I thought of the photos I’d seen of them from those days, preserved behind vellum in an album back home. They’d looked like actors in a movie to me: Baba all Bruce Lee bravado in yellow aviators and polyester button-down shirts with huge collars, Mah rocking bell-bottom jeans and platform sandals, her waist tiny, hair curled into lustrous ringlets.
Mah had always blamed the pregnancy for ruining her trim shape. One time, in a moment of rage when I was a kid, Mah unzipped her pants and let her gut hang out, the loose flesh puckered with purple stretch marks. She’d grabbed me by the neck and smashed my face against her belly. “You did this to me. You! Are you happy?”
“Before I left Taiwan,” Baba said, “she made me promise not to meet any American girls. I gave her my word.” He smiled. “That was our engagement.”
“No ring?”
“It was a secret between us,” he said. “And then I went to the US for graduate school.”
The traffic signal flashed green. Baba reached for my hand and tucked it into the crook of his arm. We crossed the street linked together that way. Past the median, a dozen scooters flew within inches of us, mufflers rattling as the riders sawed through the night.
“I want to talk to you about Lee,” he said. We were on the other side of the street now.
“Tell me more about you and Mah,” I said. “You never—”
“She’s a part of this story.”
“Lee had a problem with me,” I said. “He was trying to pick a fight.”
“Twenty years ago, we were inseparable,” Baba said. “Best friends, like brothers. But we lost touch after I moved overseas.” He paused a moment before continuing. “When I came back here, I asked around. I found him, through old friends.”
“I thought you said— The badminton court—”
“I went looking for him,” Baba said. “When I saw him again”—he stopped, as if to catch his breath—“I realized something about myself.”
His words hung in the air between us. I looked at him carefully. Baba wore his hair longer than he used to, or maybe it was that he was overdue for a cut. He’d gained back the weight he lost before, the year he stayed in bed. I studied his golden-brown skin, his dark amber eyes.
We’d reached the entrance to the subway station. Under the fluorescent bulbs, my father looked exhausted, as if all the talking had worn him out.
“What did you realize?” I asked. A block of ice had settled in my stomach. I knew what my father was trying to tell me but I couldn’t hear it. There was no room for it inside of me.
“Jane,” he said. “My daughter.
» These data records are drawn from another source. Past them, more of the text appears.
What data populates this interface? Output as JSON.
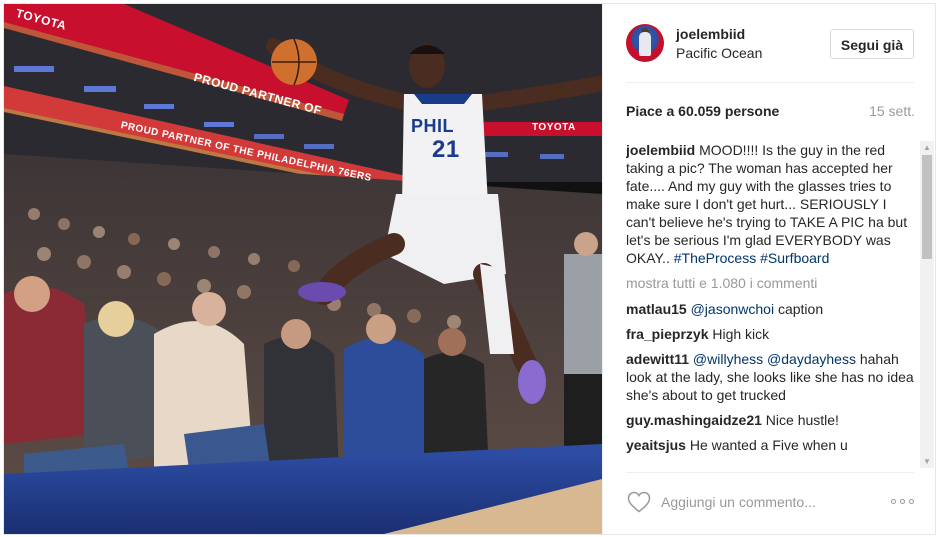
{
  "photo": {
    "ad_board_top": "TOYOTA",
    "ad_board_mid": "PROUD PARTNER OF",
    "ad_board_lower": "PROUD PARTNER OF THE PHILADELPHIA 76ERS",
    "ad_board_lower_right": "TOYOTA",
    "jersey_team": "PHIL",
    "jersey_number": "21"
  },
  "header": {
    "username": "joelembiid",
    "location": "Pacific Ocean",
    "follow_label": "Segui già"
  },
  "stats": {
    "likes": "Piace a 60.059 persone",
    "date": "15 sett."
  },
  "caption": {
    "user": "joelembiid",
    "text": "MOOD!!!! Is the guy in the red taking a pic? The woman has accepted her fate.... And my guy with the glasses tries to make sure I don't get hurt... SERIOUSLY I can't believe he's trying to TAKE A PIC ha but let's be serious I'm glad EVERYBODY was OKAY..",
    "tag1": "#TheProcess",
    "tag2": "#Surfboard"
  },
  "view_all": "mostra tutti e 1.080 i commenti",
  "comments": [
    {
      "user": "matlau15",
      "mention": "@jasonwchoi",
      "text": "caption"
    },
    {
      "user": "fra_pieprzyk",
      "mention": "",
      "text": "High kick"
    },
    {
      "user": "adewitt11",
      "mention": "@willyhess @daydayhess",
      "text": "hahah look at the lady, she looks like she has no idea she's about to get trucked"
    },
    {
      "user": "guy.mashingaidze21",
      "mention": "",
      "text": "Nice hustle!"
    },
    {
      "user": "yeaitsjus",
      "mention": "",
      "text": "He wanted a Five when u"
    }
  ],
  "footer": {
    "comment_placeholder": "Aggiungi un commento..."
  },
  "icons": {
    "heart": "heart-icon",
    "more": "more-options-icon",
    "scroll_up": "scroll-up-arrow",
    "scroll_down": "scroll-down-arrow"
  },
  "colors": {
    "link": "#003569",
    "muted": "#999999",
    "text": "#262626",
    "border": "#dbdbdb"
  }
}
My dear daughter.”
“You’re staying here for good,” I said. “That’s what you’re saying to me.”
“I didn’t know this would happen,” he said. “Lee and I—”
“Does Mah know you’re not coming back?”
“We’ll always be a family,” he said. “Nothing can change that.” Then he said, haltingly: “I’m in love—with . . .”
“No.” I met his gaze and held it for a long time. “No,” I said again. “You’re supposed to— You can’t just—”
“I care for him. Very much.” He was quiet for a moment, before adding, “And he cares for me.”
“What about Mah?” I said. “What about me?” I shook my head. “So you don’t care about us, then? You haven’t been thinking about anyone except yourself.” The words left my mouth before I knew what I was saying. “You’re selfish—”
“I wanted to tell you the truth,” he said. “You’re eighteen years old.”
“We don’t need you,” I said. “I don’t need you.”
“You’re angry,” he said. “Let’s talk when we get home.”
“You’re right, Baba. I’m not a little kid anymore,” I said.
“Jane.”
I fumbled for my subway card and held it out against the sensor. The gate glided open with a pneumatic hiss. I walked ahead. He kept his distance, five or six paces between us. I rode the escalator down and stood on the platform, my eyes on the white line painted on the ground. A gust of wind announced the train’s arrival, followed by two short whistles as the leading car thundered toward the station.